I was recently asked to give a short talk on how to lead a small group discussion. More specifically, how to keep the attention of the group and encourage engagement. Both of which are not always easy to do when the subject may be dry or the group members are shy and unwilling to talk. I have had A LOT of experience in this area.
For the past four years I have worked at a non-profit that works with at risk youth. As part of our program we teach our life coaching curriculum to youth in small group settings at public middle and high schools. The groups vary in size, and the crowd is typically unsure about myself and my fellow coaches. I would not call it hostile territory, it also isn’t a friendly and receptive environment either. I still remember my first time in front of the first batch of students that we were using as guinea pigs testing our almost done material that I had only just become familiar with. I went in so confident because I had been speaking in front of people for years, sometimes in front of thousands of students. I had this. The fact was I didn’t have it, and the worst part is that I didn’t realize it. And it wasn’t me who would feel the negative impact the most, it was the youth I was trying to help and teach. As I stood up there unprepared for the task I willingly agreed to, I had an almost out of body experience. It was one of those times where I watched myself say words and I wish I would stop. My presentation was choppy, and I was so concerned with getting out the information out that I wasn’t even concerned with interaction. I missed the whole point! That days opportunity was shot. The whole reason we are there is to interact and build relationships so that when it counts our voice matters. Over time I learned better through more awkward class time and learning from my mistakes, some cringe worthy mistakes that other people have made. These are the rules that I follow in a small group discussions.
1. Have a Bottom Up Approach
In the development of our life coaching curriculum at StudentReach we worked off a bare bones version that was the undeveloped brain child of a friend of our organization Scott Braden. When working to bulk up the material by adding some videos and activities we also added components that we knew would be helpful for the youth we were working with. Things like how credit works, proper investment strategies and the fact that college students will change their majors an average of three times before settling on one. But our students were not into it. We started to find reasons to skip those sessions a move on to other sesions because we grew to hate them. Periodically we would we would meet with Scott to touch base and get feedback from him on our progress. At one of our meetings we shared with him our dilemma. He listened attentively, nodding his head to indicate that he was listening. After we were done he explained that we had a “Top Down” mentality and we need to have a “Bottom Up Mentality”. Yeah, I was confused too. But as he explained I understood. A “Top Down Mentality” says I know more than you, your questions don’t matter, I am going to tell you what is really important (said with a pointing finger). A “Bottom Up Mentality” forces us to put ourselves in the shoes of the audience you are serving, in my case teenagers. Yes, knowing how credit works is important as well as handling money in general, but a 15 year old boy is not interested in living by a strict budget. We have to ask ourselves what questions are they asking, what are the things that keep them up at night. This takes us listening and learning about the people that are participating in the group discussions and tailoring the discussion to them.

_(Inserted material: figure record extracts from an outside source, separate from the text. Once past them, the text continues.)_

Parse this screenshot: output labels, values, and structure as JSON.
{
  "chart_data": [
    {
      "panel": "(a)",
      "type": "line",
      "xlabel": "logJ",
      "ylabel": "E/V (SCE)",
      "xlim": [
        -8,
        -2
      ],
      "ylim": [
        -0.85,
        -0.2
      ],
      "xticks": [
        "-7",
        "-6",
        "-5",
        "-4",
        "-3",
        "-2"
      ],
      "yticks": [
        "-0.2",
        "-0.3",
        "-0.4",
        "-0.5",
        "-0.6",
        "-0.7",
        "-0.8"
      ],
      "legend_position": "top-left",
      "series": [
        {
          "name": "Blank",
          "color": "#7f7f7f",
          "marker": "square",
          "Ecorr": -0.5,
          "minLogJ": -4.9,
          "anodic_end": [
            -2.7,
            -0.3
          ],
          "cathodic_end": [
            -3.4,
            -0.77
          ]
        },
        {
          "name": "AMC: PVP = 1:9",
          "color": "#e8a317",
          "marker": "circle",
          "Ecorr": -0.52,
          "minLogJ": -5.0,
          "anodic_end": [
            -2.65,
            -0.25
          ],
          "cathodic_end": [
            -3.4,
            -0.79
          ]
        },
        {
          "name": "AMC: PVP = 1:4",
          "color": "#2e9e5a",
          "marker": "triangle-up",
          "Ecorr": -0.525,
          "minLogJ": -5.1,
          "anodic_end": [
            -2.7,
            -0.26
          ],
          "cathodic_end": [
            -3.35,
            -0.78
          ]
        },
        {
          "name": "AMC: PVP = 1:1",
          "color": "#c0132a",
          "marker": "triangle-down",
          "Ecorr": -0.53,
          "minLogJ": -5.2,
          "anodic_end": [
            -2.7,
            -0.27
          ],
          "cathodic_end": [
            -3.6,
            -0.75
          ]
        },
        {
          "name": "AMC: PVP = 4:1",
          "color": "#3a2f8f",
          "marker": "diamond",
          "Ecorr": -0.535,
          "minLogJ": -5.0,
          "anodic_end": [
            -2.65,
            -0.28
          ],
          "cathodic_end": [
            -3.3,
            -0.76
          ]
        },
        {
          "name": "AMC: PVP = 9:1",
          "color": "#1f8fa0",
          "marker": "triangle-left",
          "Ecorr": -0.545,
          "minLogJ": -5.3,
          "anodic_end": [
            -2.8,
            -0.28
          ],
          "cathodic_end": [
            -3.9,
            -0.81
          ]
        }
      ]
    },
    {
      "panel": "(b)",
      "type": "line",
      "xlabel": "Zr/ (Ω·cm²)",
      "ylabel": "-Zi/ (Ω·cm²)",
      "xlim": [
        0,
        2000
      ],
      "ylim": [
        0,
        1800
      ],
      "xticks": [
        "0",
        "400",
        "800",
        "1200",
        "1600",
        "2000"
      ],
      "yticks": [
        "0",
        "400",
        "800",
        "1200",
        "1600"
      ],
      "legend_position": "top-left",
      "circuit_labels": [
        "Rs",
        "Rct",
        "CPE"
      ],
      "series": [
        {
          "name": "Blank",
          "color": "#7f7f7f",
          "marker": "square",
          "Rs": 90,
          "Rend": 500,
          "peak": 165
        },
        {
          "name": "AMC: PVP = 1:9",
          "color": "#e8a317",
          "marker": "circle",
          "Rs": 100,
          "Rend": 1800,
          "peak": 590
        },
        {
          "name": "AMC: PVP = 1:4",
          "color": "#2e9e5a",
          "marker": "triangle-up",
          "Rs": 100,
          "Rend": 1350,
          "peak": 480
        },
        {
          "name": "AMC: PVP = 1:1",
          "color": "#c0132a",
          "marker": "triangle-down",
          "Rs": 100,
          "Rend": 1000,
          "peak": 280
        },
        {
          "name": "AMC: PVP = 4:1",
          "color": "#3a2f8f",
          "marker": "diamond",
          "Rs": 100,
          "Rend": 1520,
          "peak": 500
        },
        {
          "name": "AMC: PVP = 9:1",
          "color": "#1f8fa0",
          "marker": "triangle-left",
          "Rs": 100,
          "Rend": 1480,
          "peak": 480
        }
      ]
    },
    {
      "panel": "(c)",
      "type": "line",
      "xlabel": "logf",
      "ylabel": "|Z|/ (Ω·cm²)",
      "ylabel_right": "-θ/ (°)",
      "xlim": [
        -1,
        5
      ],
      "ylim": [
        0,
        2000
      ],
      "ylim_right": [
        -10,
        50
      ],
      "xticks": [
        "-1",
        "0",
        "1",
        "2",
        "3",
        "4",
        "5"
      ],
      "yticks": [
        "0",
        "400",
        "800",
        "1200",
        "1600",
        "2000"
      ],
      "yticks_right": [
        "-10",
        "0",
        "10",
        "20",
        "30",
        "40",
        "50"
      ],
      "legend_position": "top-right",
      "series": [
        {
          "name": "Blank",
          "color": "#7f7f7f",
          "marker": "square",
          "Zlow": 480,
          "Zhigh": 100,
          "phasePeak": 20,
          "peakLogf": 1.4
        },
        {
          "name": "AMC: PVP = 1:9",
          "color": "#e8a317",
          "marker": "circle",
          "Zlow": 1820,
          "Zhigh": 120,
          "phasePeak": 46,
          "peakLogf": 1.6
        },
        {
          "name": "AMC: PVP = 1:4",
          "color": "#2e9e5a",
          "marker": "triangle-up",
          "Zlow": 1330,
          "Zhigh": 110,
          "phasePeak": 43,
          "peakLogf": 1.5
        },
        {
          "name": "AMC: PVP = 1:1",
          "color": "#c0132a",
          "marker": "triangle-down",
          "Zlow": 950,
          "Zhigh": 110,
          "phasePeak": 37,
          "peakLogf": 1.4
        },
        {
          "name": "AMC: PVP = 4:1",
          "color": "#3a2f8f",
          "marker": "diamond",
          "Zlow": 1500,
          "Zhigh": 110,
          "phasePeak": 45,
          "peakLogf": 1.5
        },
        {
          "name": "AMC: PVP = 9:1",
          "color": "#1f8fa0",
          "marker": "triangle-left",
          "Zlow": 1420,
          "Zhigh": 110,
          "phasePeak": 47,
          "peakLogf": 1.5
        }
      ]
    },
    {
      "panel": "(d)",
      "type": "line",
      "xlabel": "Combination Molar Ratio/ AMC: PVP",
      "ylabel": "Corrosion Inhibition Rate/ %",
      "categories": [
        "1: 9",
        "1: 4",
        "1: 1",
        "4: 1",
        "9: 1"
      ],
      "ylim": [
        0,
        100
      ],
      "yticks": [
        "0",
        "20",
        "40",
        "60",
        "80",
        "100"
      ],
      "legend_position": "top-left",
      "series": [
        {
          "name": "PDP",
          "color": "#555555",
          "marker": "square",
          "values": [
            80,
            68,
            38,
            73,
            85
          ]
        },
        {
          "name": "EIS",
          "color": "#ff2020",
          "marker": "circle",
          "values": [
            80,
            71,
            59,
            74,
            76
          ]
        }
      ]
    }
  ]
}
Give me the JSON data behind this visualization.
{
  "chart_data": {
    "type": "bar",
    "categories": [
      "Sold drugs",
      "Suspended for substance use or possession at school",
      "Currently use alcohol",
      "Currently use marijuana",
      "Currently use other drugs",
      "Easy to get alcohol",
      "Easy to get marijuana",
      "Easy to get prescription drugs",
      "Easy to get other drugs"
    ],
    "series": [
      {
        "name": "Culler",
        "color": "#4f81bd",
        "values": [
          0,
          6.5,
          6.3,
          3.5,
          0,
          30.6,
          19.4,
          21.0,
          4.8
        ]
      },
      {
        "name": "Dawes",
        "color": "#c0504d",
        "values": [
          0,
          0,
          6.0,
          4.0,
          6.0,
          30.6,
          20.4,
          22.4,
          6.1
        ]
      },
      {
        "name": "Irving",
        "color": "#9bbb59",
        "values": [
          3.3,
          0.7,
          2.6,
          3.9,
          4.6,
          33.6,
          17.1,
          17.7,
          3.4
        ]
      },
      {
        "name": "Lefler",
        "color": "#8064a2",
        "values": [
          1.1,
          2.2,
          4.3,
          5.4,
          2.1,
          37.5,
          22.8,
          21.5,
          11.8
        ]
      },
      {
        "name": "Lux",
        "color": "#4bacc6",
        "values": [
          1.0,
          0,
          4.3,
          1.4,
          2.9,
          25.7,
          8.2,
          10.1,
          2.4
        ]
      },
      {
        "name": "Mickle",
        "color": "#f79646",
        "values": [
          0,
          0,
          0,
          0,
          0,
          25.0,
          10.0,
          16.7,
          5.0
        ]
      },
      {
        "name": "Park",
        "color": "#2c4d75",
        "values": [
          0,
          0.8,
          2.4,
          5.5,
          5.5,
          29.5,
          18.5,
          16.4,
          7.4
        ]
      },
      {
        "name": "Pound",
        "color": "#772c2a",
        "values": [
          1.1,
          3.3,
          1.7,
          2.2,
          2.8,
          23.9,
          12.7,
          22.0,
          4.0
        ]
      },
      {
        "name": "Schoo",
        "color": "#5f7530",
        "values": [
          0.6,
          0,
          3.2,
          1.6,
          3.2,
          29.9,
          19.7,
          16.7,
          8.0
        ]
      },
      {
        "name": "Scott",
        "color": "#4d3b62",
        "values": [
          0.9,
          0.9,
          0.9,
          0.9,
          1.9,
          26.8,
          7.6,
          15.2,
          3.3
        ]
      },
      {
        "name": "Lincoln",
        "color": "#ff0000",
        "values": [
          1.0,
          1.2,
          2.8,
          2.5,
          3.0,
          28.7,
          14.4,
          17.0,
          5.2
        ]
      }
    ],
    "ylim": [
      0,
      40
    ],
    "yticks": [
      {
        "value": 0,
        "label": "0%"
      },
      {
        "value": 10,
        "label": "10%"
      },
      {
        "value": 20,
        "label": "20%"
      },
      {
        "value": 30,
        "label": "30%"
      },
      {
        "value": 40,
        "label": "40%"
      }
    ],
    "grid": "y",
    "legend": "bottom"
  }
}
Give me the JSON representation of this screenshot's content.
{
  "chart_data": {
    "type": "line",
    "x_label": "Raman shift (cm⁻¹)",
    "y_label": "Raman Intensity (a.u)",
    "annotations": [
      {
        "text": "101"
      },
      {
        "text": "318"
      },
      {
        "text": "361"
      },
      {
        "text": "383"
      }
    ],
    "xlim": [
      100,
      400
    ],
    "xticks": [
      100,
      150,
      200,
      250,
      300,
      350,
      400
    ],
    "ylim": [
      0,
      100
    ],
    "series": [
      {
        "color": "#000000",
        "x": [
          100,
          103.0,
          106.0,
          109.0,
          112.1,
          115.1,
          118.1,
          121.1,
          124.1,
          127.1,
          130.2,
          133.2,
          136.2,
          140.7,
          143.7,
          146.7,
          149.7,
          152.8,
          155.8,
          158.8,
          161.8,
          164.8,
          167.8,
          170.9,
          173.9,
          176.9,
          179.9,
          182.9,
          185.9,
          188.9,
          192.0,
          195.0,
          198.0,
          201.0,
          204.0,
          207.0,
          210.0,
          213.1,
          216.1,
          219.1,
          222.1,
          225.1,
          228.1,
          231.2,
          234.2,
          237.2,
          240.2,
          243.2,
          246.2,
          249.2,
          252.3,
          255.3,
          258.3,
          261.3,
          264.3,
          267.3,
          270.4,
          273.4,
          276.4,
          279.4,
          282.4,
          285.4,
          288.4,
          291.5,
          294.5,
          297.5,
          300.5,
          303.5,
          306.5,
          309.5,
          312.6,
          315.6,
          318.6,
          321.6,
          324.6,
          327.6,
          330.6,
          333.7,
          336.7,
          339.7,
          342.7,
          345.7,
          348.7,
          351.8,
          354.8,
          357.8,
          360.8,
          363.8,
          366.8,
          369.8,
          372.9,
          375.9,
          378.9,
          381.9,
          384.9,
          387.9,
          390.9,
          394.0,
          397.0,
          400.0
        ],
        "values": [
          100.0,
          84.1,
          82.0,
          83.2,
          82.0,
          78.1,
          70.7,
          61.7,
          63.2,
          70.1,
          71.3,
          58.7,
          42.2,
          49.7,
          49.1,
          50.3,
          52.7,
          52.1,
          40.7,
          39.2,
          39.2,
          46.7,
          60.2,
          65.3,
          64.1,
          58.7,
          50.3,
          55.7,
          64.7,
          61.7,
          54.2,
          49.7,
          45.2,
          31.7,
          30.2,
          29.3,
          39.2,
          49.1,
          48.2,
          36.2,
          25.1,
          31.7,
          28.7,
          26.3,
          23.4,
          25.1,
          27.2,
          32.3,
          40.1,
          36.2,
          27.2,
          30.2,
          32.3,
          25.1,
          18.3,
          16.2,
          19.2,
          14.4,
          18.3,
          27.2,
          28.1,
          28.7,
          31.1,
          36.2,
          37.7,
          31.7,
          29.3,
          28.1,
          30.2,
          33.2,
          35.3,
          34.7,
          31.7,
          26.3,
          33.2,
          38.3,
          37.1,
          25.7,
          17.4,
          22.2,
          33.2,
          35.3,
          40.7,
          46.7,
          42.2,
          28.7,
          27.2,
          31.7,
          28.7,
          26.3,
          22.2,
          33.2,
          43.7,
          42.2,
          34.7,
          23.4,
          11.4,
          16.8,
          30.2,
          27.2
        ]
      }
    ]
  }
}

2. Say Something Shocking!
My goal when talking to people is to be remembered. I do this by saying something shocking or sometimes slightly offensive. It’s a trick I learned years ago. When I was young I once heard a speaker say something shocking that was almost offensive, I questioned if I should even stay. But as I broke it down, I actually thought what he said was true and was something I agreed with, but I was intrigued. He did this several times during his talk. I realized what he was doing, he was keeping my attention! By saying things in a way that seemed slightly offensive, or saying talking about some sensitive issues with out dancing around the issue he held my attention. Although risky, communicating in this way is not without reward. As people work through their slight offense/shocking they will continue to listen the way that I did. You just have to make sure you say something worth listening to. Donald Trump uses this tactic but is lacking in any real substance. I’ve danced on the line a few times, slipped and fell in the way of making some people mad and had todo some smoothing over. Most of the time I make it through relatively unscathed. It’s a good tool for hard crowds. The important thing is not to say anything actually offensive, just saying what you want to communicate in a way that causes a reaction inside of the listener.